苏屿装出没事人的样子,靠著安全通道的墙壁休息,理都不理刘歆求助的目光,心道瞅她奶奶个腿,自己刚引了一波丧尸,已经完成任务,再替这个女的挡灾,那得是有多精虫上脑,才能干出这种蠢事。
见苏屿没有任何反应,刘歆索性眼巴巴的望向逡忠鼎。
逡忠鼎被刘歆盯得浑身不舒服,加上看苏屿引丧尸没什么危险,想要表现一下自己,於是便站了出来。
“我去吧。”
拍了拍结实的胸膛,逡忠鼎自告奋勇道。
陈斌点了点头,没多说什么,反正对他而言,谁去都一样。
站在安全门前,隔著玻璃看向走廊內的丧尸,逡忠鼎想了又想,最终还是开口,向苏屿借来了他的扫帚杆。
俗话说,距离產生美,相较於自己手里的消防斧,逡忠鼎觉得扫帚杆更能带给他安全感。
苏屿倒是没吝嗇,爽快的將扫帚杆递给了逡忠鼎,但作为交换,他要来了那柄消防斧,毕竟等会还要杀丧尸,他总不能赤手空拳的衝上去。

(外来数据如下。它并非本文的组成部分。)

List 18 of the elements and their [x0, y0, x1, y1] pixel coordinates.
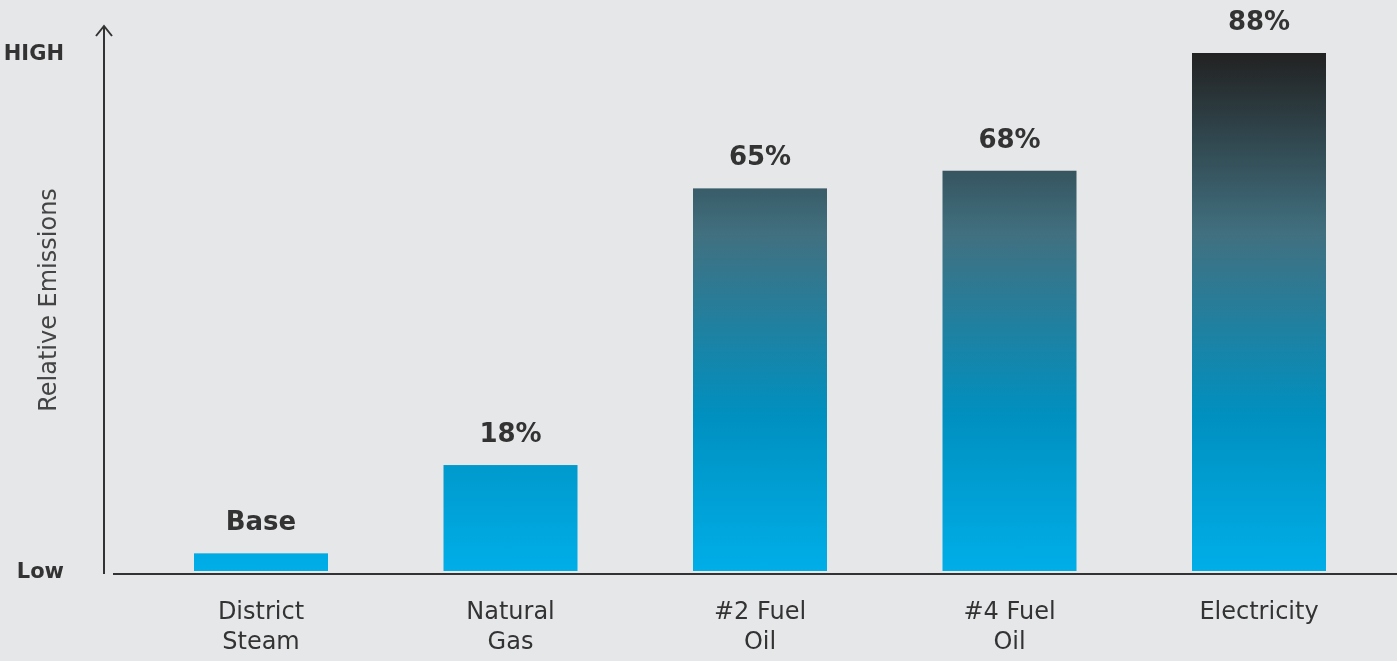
- bar: [1192, 53, 1326, 571]
- data-label: 88%: [1227, 6, 1291, 36]
- bar: [693, 188, 827, 571]
- text: Low: [16, 559, 64, 584]
- bar: [194, 553, 328, 571]
- bar: [443, 465, 578, 571]
- x-tick-label: Electricity: [1199, 597, 1319, 625]
- data-label: 18%: [479, 418, 542, 449]
- x-tick-label: Natural Gas: [466, 597, 555, 655]
- text: HIGH: [3, 41, 64, 66]
- x-tick-label: #4 Fuel Oil: [963, 597, 1056, 655]
- data-label: 65%: [728, 141, 792, 172]
- bar: [942, 170, 1077, 571]
- y-axis-title: Relative Emissions: [34, 188, 62, 412]
- data-label: Base: [225, 506, 297, 537]
- x-tick-label: District Steam: [217, 597, 305, 655]
- data-label: 68%: [978, 123, 1041, 154]
- x-tick-label: #2 Fuel Oil: [713, 597, 807, 655]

攥紧苏屿交给他的扫帚杆,望著残留在上面的血跡,逡忠鼎咽了口唾沫,推开安全门,走进三楼的走廊內。
丧尸们发现目標,立刻朝逡忠鼎围了过来。
逡忠鼎倒也有点胆气,或许是苏屿在前面打了个样儿,他有样学样,放倒一只丧尸后,从容不迫的退向安全门。
丧尸们追出安全门,躲在门口一侧的苏屿当即挥出斧头,送某只倒霉的丧尸见了它太奶。
“嘿呀!”
刘歆发出一声娇喝,挥著从楚天阳那里得到的消防斧,奋力砍向丧尸。
然而,理想很丰满,现实很骨感。
刘歆就是个普通到不能再普通的银行女职员,还没选防护衣来提升身体素质,自认为拼尽全力的一击,却导致那柄消防斧脱手而出,奔著苏屿的脑袋飞了过来。
“我操!”
始终观察著刘歆的状况,寻思局势不对就出手帮忙的苏屿,见到这一幕也忍不住爆了粗口。
来不及多想,苏屿闪身躲向一边,那柄沾著丧尸血液的消防斧,就擦著他的脑袋飞过。
砰的一声,消防斧砸在安全通道墙壁上,紧接著落地。
关键时刻,还是身为男人的逡忠鼎起到了作用,一把扯开刘歆,端著扫帚杆就迎向了丧尸。
一只扑向苏屿的丧尸,被逡忠鼎刺穿了脑袋,不等另一只丧尸抓住民工男,重新找回身体平衡的苏屿就出手,一斧头放翻了那只丧尸。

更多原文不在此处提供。